Final Rule -- CHIP Allotments Methodology and States' FY 2009-2015 Allotments
On February 17, CMS published a final rule describing the implementation of funding provisions for CHIP, as well as methodologies and procedures for determining states' fiscal years 2009-2015 allotments and payments. The final rule includes state-by-state tables of CHIP allotment increase factors for 2010 and 2011, and FYs 2010 and 2011 allotments as authorized by CHIPRA. The effective date of this regulation is April 18, 2011. Click here for the Federal Register notice.
Final Rule -- Regulation for the Enforcement of Federal Health Care Provider Conscience Protection Laws
On February 23, HHS released the final rule regarding federal statutory health care provider conscience protections. The Department's Office for Civil Rights will be responsible for enforcement in conjunction with other HHS departments. The final rule rescinds in part and revises a December 19, 2008, Final Rule on conscience protections. Click here for the December 19 Final Rule.
Among other provisions, the 2008 Final Rule contained certain terminology that expanded the conscience protection against providing abortions to providing contraception. This is a concept that was not covered by the relevant statutory provisions. There was also a concern that the 2008 Final Rule extended "conscience rights" of providers and other health workers (based on their moral or religious beliefs) to be able to object to providing medical services, information, or referrals to patients requesting or needing them. Because of the conscience protections, providers, health workers, or institutions that receive federal funding could not be discriminated against for their objections to providing medical services because of moral or religious reasons. There was concern that the 2008 Final Rule was broader than the statutory provisions authorizing the protections, and that low-income communities would have limited options to receive needed health services, should the services not be provided because of the conscience protections of providers and others.
The revised conscience protection regulation (2011 Final Rule) clarifies the 2008 Final Rule. It reflects that provider conscience protections were not intended to shield providers from liability for failing to obtain complete informed consent, or disclosing treatment options that the provider or other health workers may object to providing to patients.
Prior to releasing the 2011 Final Rule, HHS Secretary Sebelius announced the creation of a new awareness initiative for HHS grantees that describes the statutory conscience protections, and the enforcement process for individuals who believe their rights have been violated.
The 2011 Final Rule is effective as of March 25. Click here for the Federal Register notice, and click here for details on the new HHS conscience awareness initiative.
NEW RESOURCES
NHeLP Breaks Down the Florida Decision and What It Means. NHeLP provides clarification on the status of the ACA case filed in Florida (State of Florida ex rel. Bondi et al. v. U.S. Depart. Of Health & Human Services et al).

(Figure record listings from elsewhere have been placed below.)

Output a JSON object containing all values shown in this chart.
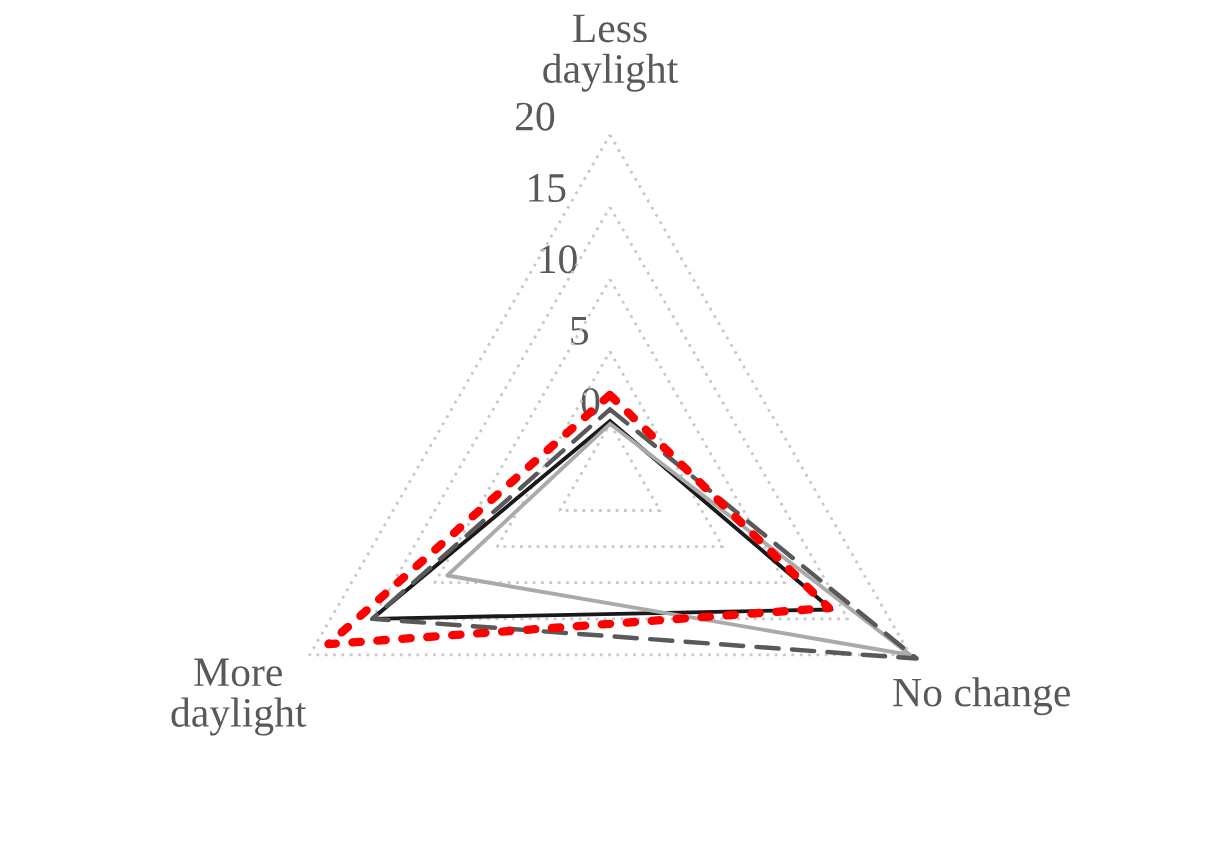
{
  "chart_data": {
    "type": "radar",
    "categories": [
      "Less\ndaylight",
      "No change",
      "More\ndaylight"
    ],
    "ylim": [
      -4,
      21
    ],
    "yticks": [
      0,
      5,
      10,
      15,
      20
    ],
    "grid": true,
    "series": [
      {
        "color": "#1a1a1a",
        "line_style": "solid",
        "values": [
          0.2,
          13.7,
          15
        ]
      },
      {
        "color": "#aaaaaa",
        "line_style": "solid",
        "values": [
          0,
          20,
          9
        ]
      },
      {
        "color": "#595959",
        "line_style": "dashed",
        "values": [
          1,
          20.5,
          15
        ]
      },
      {
        "color": "#ff0000",
        "line_style": "dotted",
        "values": [
          2,
          13.5,
          18.5
        ]
      }
    ]
  }
}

NHeLP Breaks Down the Arizona Maintenance of Effort Issue. NHeLP offers information on the Governor of Arizona's request to HHS to use the Social Security Act's 1115 demonstration authority to waive the Maintenance of Effort (MOE) requirements of the ACA, the HHS response, and the outlook for MOE in Arizona and nationwide.
Georgetown University Health Policy Institute, Center for Children and Families. Eliminating Medicaid and CHIP Stability Provisions (MoE): What's At Stake for Children and Families. This issue brief explains how the stability of Medicaid and CHIP is due to the short-term fiscal relief and federal requirements that states maintain their eligibility rules and enrollment processes until the implementation of health reform. The issue brief describes the Medicaid and CHIP stability protections, those at most risk of losing their coverage if these protections are weakened or eliminated, and analyses the policy implications.